Figure 3.Histogram of Ka/Ks values for mRNA sequences with known 5′ extensions. White bars represent mRNAs for which alternative transcripts with extended CDSs are known and therefore corresponding extensions are known to be translated in alternative transcripts. Sequences of these extensions are expected to evolve as protein coding sequences and were used as an internal control in this study. Black bars represent the remaining mRNAs for which it is not known whether alternative mRNA isoforms exist. Curves indicate the number of genes (y-axis) with Ka/Ks below a particular value (x-axis).

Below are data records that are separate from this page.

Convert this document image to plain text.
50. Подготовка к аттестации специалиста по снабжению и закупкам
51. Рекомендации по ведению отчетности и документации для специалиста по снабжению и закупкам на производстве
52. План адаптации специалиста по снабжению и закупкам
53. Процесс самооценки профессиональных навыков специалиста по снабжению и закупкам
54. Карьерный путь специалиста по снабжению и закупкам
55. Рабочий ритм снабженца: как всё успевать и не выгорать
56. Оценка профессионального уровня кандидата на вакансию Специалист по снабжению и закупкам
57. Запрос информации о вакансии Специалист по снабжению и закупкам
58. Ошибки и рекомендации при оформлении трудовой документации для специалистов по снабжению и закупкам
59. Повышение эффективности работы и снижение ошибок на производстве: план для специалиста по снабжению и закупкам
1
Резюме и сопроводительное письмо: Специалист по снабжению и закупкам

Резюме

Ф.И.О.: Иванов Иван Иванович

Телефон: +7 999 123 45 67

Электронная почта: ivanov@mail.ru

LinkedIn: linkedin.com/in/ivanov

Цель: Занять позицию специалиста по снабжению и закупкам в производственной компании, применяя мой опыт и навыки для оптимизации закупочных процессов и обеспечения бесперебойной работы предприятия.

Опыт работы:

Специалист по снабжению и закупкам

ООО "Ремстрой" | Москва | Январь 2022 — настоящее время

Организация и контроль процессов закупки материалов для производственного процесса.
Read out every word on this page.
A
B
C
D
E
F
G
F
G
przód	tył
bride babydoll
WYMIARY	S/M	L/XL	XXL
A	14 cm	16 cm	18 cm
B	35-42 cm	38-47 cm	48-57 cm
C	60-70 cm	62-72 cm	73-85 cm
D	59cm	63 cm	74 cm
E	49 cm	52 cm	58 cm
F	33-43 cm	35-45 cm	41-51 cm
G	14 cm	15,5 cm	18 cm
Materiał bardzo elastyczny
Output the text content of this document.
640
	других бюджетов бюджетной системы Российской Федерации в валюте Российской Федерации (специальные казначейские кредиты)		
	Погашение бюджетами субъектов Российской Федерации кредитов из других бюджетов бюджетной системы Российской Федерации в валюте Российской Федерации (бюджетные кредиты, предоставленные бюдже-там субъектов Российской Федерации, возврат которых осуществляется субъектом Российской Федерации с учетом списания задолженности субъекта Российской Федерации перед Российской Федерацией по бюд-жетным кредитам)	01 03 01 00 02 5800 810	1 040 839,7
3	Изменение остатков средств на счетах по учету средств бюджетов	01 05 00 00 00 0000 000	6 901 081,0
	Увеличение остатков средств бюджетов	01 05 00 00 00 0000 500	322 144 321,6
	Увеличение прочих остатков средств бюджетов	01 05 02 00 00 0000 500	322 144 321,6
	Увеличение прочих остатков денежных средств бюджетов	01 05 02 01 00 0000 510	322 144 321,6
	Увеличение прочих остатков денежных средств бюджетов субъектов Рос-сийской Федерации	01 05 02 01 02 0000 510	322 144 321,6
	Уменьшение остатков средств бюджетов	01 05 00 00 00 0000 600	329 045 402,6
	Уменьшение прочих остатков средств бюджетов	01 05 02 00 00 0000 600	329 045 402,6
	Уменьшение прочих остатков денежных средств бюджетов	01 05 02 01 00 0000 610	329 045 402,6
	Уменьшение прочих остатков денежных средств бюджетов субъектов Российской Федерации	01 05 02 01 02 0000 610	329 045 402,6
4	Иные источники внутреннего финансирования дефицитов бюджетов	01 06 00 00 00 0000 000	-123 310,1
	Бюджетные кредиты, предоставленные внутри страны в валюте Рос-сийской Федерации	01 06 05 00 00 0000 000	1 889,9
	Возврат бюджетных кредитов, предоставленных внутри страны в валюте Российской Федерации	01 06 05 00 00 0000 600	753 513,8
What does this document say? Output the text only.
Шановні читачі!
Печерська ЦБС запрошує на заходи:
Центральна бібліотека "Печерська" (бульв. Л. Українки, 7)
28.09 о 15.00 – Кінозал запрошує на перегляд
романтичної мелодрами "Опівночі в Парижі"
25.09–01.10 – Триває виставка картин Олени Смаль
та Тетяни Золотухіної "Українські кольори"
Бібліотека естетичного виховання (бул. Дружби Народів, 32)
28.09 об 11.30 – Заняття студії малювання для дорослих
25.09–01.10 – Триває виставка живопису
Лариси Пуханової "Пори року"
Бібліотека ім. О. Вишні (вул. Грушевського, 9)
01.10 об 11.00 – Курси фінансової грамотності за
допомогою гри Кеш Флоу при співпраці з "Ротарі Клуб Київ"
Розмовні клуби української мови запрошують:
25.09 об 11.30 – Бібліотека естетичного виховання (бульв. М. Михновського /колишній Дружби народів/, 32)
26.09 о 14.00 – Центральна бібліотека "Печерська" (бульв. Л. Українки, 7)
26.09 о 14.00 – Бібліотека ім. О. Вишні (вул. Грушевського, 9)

Figure 4.Scatter plots of Ka/Ks ratios for the alignments of the sequences corresponding to P5ECs from different mRNAs (y-axis) in relation to the level of protein identity (bottom panels), and the lengths of P5ECs (top panels). The right-hand panels correspond to mRNAs for which transcript variants with 5′-extended CDSs are known. The left panels correspond to the remaining mRNAs.
Figure 5.Boxplots of non-AUG CDS extension length distributions for previously known cases and those identified in this study.
Figure 6.Weblogo representation of the region surrounding the known and putative conserved non-AUG initiation sites in humans. Numbering is relative to the first nucleotide of the start codon. (A) Representation for the 42 sequences with newly identified extensions. (B) Representation for the 17 sequences with previously identified and conserved extensions. (C) Representation of all AUG start sites of humans [the frequencies for nucleotide occurrence at each position for the human mRNAs were obtained from the Transterm database (73)].
Figure 7.Plots showing density of mRNA fragments protected by ribosomes for NM_004494 and NM_001010858. The position of the annotated AUG codon was taken as zero; relative coordinates of stop codons and predicted non-AUG initiators are indicated. Regions corresponding to annotated CDSs are highlighted in dark grey; regions corresponding to non-AUG-initiated extensions are highlighted in light grey. The presence of ribosomal footprints in the region of an extension indicates that the initiation of translation takes place upstream of the annotated CDS.